1. the department is funding my summer research. this means that i don't have to get a Real Job (tm) and i can just sit around and work on Hupa all the time. is there anything better than getting paid to do what you want to be doing anyway?

2. i got the classes i want for the institute.

3. i am spearheading my department's protest against...well, let's just say it's a school thing. it sounds too trivial when i tell people outside of my little school microcosm about it. but i'm glad we're fighting it.

4. i helped run a conference this weekend and it was a success. and i got a free book out of it, one i've been coveting for weeks actually.

5. i submitted my first real conference abstract. i don't expect them to accept my paper, but i should know within two weeks.

6. six more days of classes!

life is pretty exciting these days.

4.19.2007

flying blind

oh dear, the activist in me has been awakened.
and people seem ready to rally. "what shall we do?" they ask me.

taking a stand is second nature to me. they must sense this.
but am i ready to go there, again?

last time, it broke my spirit.
the time before, it broke my heart.

and why should it be me, with leaden limbs and no time to spare?

4.17.2007

snippy cooks

whatever energy is leftover after classes homework and writing i am using to search for money for the summer. i won a small fellowship to attend an institute at stanford in july, but i have to figure out how i'm going to pay my rent. registering for next year's classes. thinking about teaching (what?! i have nothing to offer anyone but my own confusion...). trying to stay in the now and focus on all the projects i have going even though it's totally overwhelming and exhausting and scary and i don't know if i'll do a good enough job on any of it 'cause there's just not enough time. i just want to space out and dream of the next thing.

***

funniest thing i've seen in a few days.
reviews for a fruit salad recipe on epicurious.
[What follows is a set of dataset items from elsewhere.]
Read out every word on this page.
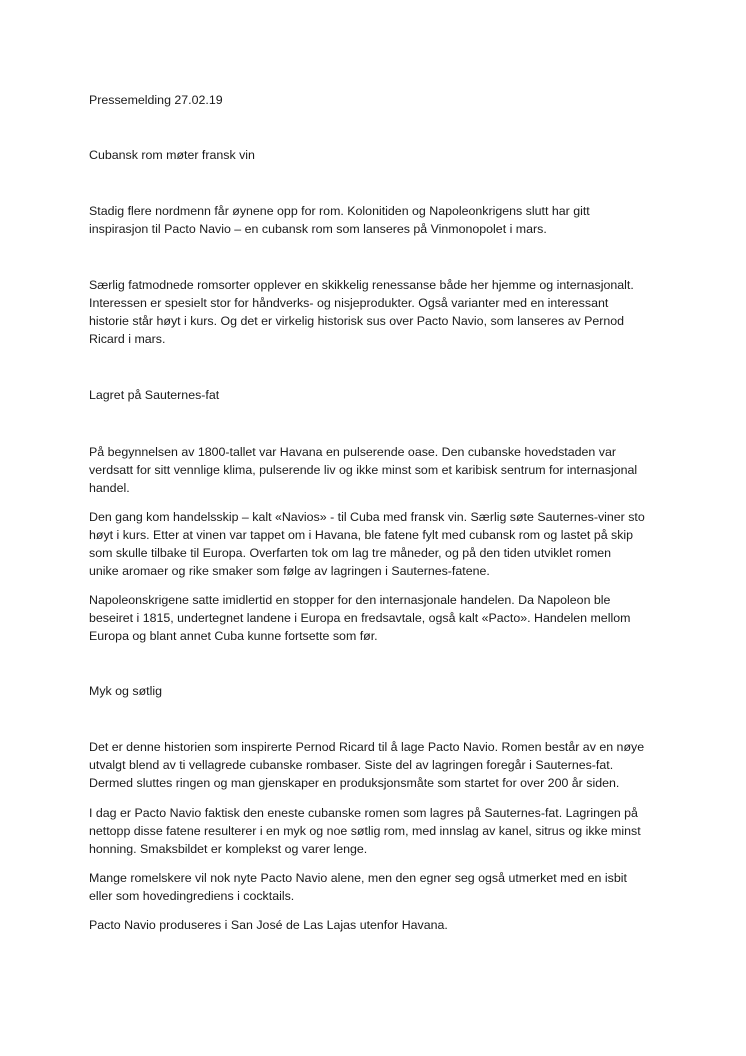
Pressemelding 27.02.19
Cubansk rom møter fransk vin
Stadig flere nordmenn får øynene opp for rom. Kolonitiden og Napoleonkrigens slutt har gitt
inspirasjon til Pacto Navio – en cubansk rom som lanseres på Vinmonopolet i mars.
Særlig fatmodnede romsorter opplever en skikkelig renessanse både her hjemme og internasjonalt.
Interessen er spesielt stor for håndverks- og nisjeprodukter. Også varianter med en interessant
historie står høyt i kurs. Og det er virkelig historisk sus over Pacto Navio, som lanseres av Pernod
Ricard i mars.
Lagret på Sauternes-fat
På begynnelsen av 1800-tallet var Havana en pulserende oase. Den cubanske hovedstaden var
verdsatt for sitt vennlige klima, pulserende liv og ikke minst som et karibisk sentrum for internasjonal
handel.
Den gang kom handelsskip – kalt «Navios» - til Cuba med fransk vin. Særlig søte Sauternes-viner sto
høyt i kurs. Etter at vinen var tappet om i Havana, ble fatene fylt med cubansk rom og lastet på skip
som skulle tilbake til Europa. Overfarten tok om lag tre måneder, og på den tiden utviklet romen
unike aromaer og rike smaker som følge av lagringen i Sauternes-fatene.
Napoleonskrigene satte imidlertid en stopper for den internasjonale handelen. Da Napoleon ble
beseiret i 1815, undertegnet landene i Europa en fredsavtale, også kalt «Pacto». Handelen mellom
Europa og blant annet Cuba kunne fortsette som før.
Myk og søtlig
Det er denne historien som inspirerte Pernod Ricard til å lage Pacto Navio. Romen består av en nøye
utvalgt blend av ti vellagrede cubanske rombaser. Siste del av lagringen foregår i Sauternes-fat.
Dermed sluttes ringen og man gjenskaper en produksjonsmåte som startet for over 200 år siden.
I dag er Pacto Navio faktisk den eneste cubanske romen som lagres på Sauternes-fat. Lagringen på
nettopp disse fatene resulterer i en myk og noe søtlig rom, med innslag av kanel, sitrus og ikke minst
honning. Smaksbildet er komplekst og varer lenge.
Mange romelskere vil nok nyte Pacto Navio alene, men den egner seg også utmerket med en isbit
eller som hovedingrediens i cocktails.
Pacto Navio produseres i San José de Las Lajas utenfor Havana.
A Cook from London writes:
This was just awful, the mango blueberry combo is good but the ginger ruined it. I'll use a good slug of dark rum next time with the lime juice and brown sugar.

A Cook from Lyon, France writes:
It is considered by many that ginger complements fruits well. I suppose, London, that one would have to care for the flavour of ginger to enjoy this recipe. Perhaps that is why you thought it "ruined" the dish. However, since I lived (and ate) in London for 2 years, I feel qualified to posit that many Britons' comments regarding their sense of taste are perhaps to be taken with a grain of salt. Cheers.

4.04.2007

steep

i'm alive, i swear!

i think it's so funny how people will email you and say "Hi, this is Bob Smith." Well, okay, bob smith didn't really email me, but someone else did and that is how he opened, with his name. which also appeared in his signature at the bottom of the email text, and in the "from" field of the message itself. i am often tempted to do that the first time i email someone who doesn't know me, i suppose we are well conditioned by phone etiquette? i always resist the urge, because it seems so redundant.

oh, oh oh oh. what to tell you today. in the last few weeks some switch in me has been thrown fully to the ON position and i'm having all these ideas about things i want to work on. more than i can possibly keep up with, i can't start anything new, not for the next six weeks anyway. everyone says "write them down" and yes, i am writing them down. i will probably look back on them in two months and snicker, like i do with most of what i'm thinking about these days. the learning curve is steep indeed.

spring break is done, i did my fieldwork. it was...well, a revelation, really. i will write about it soon, when i can do it more justice than i will be able to right now. but now i've hit that point in the semester where it gets hard and the pressure is on and i've got to produce. a lot. more than last time. and soon.

i guess the difference is that this time i know i can handle it.